Em 1863, um camponês bebeu água de uma fonte porque tinha sede e achou o sabor estranho. O médico da vila mandou analisar. As análises confirmaram o que o camponês tinha sentido sem saber nomear: águas termais, com propriedades medicinais.
A notícia chegou à corte, e Vidago — uma aldeia pequena de Trás-os-Montes — nunca mais foi a mesma.
A falha que atravessa Portugal
As nascentes de Vidago não são um acidente geológico isolado. Brotam a partir de uma fratura no solo que se estende desde Ourense, em Espanha, até Coimbra — uma linha de fraqueza na crosta onde a água subterrânea aquece e emerge carregada de minerais.

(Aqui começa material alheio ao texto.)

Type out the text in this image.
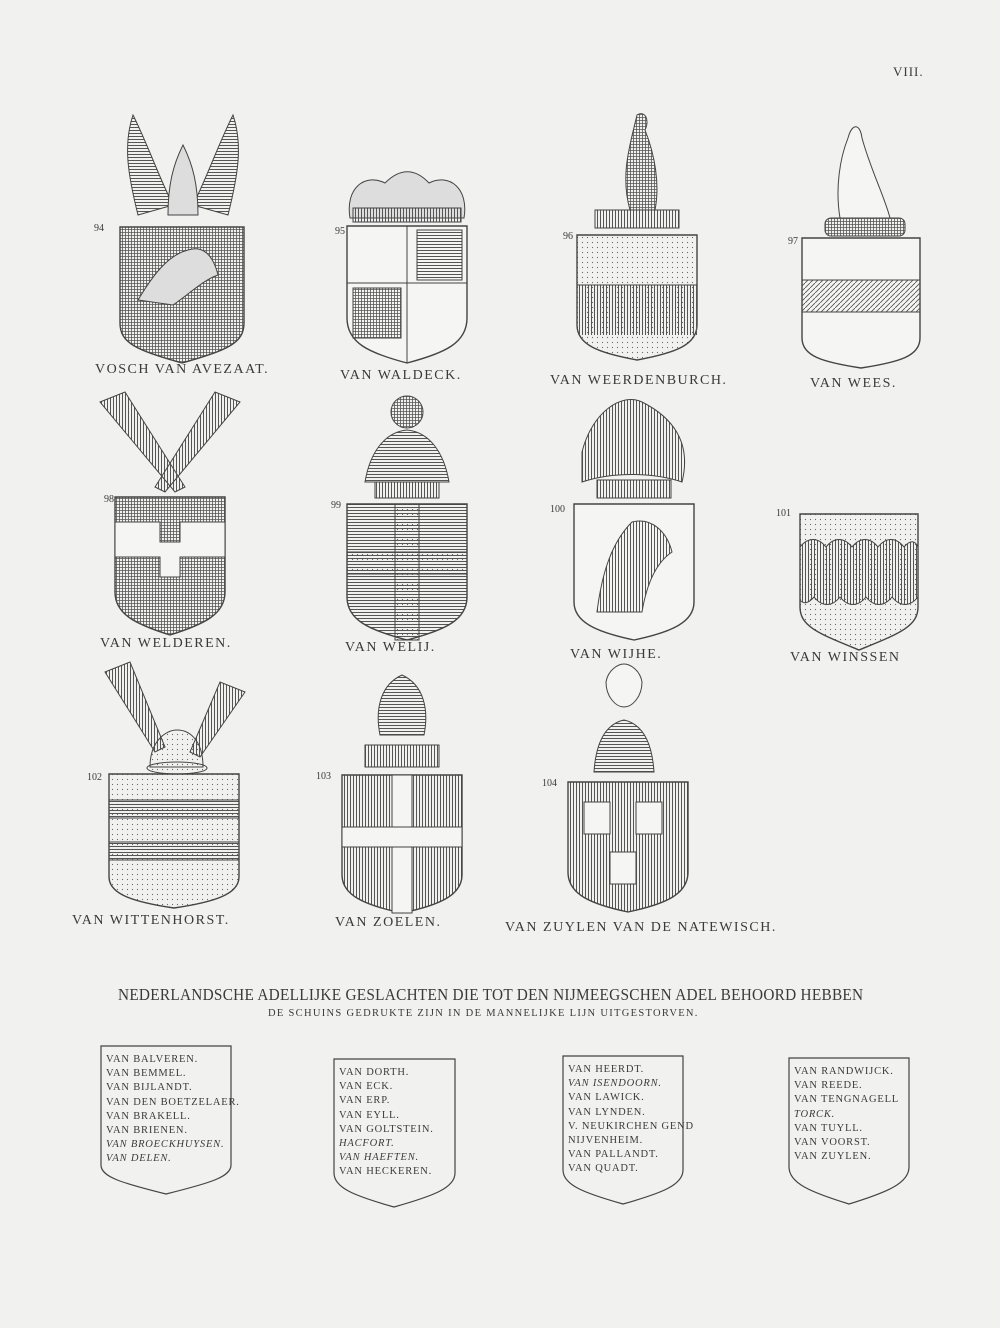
VIII.
94
VOSCH VAN AVEZAAT.
95
VAN WALDECK.
96
VAN WEERDENBURCH.
97
VAN WEES.
98
VAN WELDEREN.
99
VAN WELIJ.
100
VAN WIJHE.
101
VAN WINSSEN
102
VAN WITTENHORST.
103
VAN ZOELEN.
104
VAN ZUYLEN VAN DE NATEWISCH.
NEDERLANDSCHE ADELLIJKE GESLACHTEN DIE TOT DEN NIJMEEGSCHEN ADEL BEHOORD HEBBEN
DE SCHUINS GEDRUKTE ZIJN IN DE MANNELIJKE LIJN UITGESTORVEN.
VAN BALVEREN.
VAN BEMMEL.
VAN BIJLANDT.
VAN DEN BOETZELAER.
VAN BRAKELL.
VAN BRIENEN.
VAN BROECKHUYSEN.
VAN DELEN.
VAN DORTH.
VAN ECK.
VAN ERP.
VAN EYLL.
VAN GOLTSTEIN.
HACFORT.
VAN HAEFTEN.
VAN HECKEREN.
VAN HEERDT.
VAN ISENDOORN.
VAN LAWICK.
VAN LYNDEN.
V. NEUKIRCHEN GEND
NIJVENHEIM.
VAN PALLANDT.
VAN QUADT.
VAN RANDWIJCK.
VAN REEDE.
VAN TENGNAGELL
TORCK.
VAN TUYLL.
VAN VOORST.
VAN ZUYLEN.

Ao longo desta falha estão as termas de Chaves, Vidago, Pedras Salgadas e São Pedro do Sul, entre outras. É uma das concentrações de nascentes termais mais densas da Península Ibérica, e deve-se inteiramente à geologia do noroeste.
Com a extensão da linha férrea até Vidago em 1909, a aldeia tornou-se acessível à aristocracia portuguesa e europeia. A realeza mandou construir um palácio. Criaram-se todas as condições para um destino de luxo no interior de Trás-os-Montes.
A inauguração que correu mal – ou bem, dependendo do ponto de vista
O Palácio de Vidago foi o último palácio construído em Portugal. A cerimónia de inauguração estava marcada para 5 de outubro de 1910. Nesse dia, proclamou-se a República. A monarquia que tinha encomendado o edifício deixou de existir nas horas que antecederam a abertura das portas.
O convidado de honra seria D. Manuel II — que entretanto partia para o exílio. O palácio inaugurou no dia seguinte, com bênção republicana em vez de fausto real. É o tipo de ironia histórica que a história portuguesa produz com alguma regularidade.
Nos anos seguintes, o Vidago Palace recebeu aristocratas portugueses e europeus que vinham fazer a cura termal. Depois, os portugueses foram trocando as termas pelas praias e a aristocracia europeia descobriu outros destinos. O palácio foi perdendo visitantes, degradando-se devagar, até ser encerrado em 2006 para remodelação completa.
O que existe hoje
O Vidago Palace reabriu como hotel de luxo, com o parque original recuperado, campo de golfe, spa termal e casas de madeira dispersas pela floresta. A água das nascentes continua a brotar no parque — a mesma água que o camponês provou em 1863.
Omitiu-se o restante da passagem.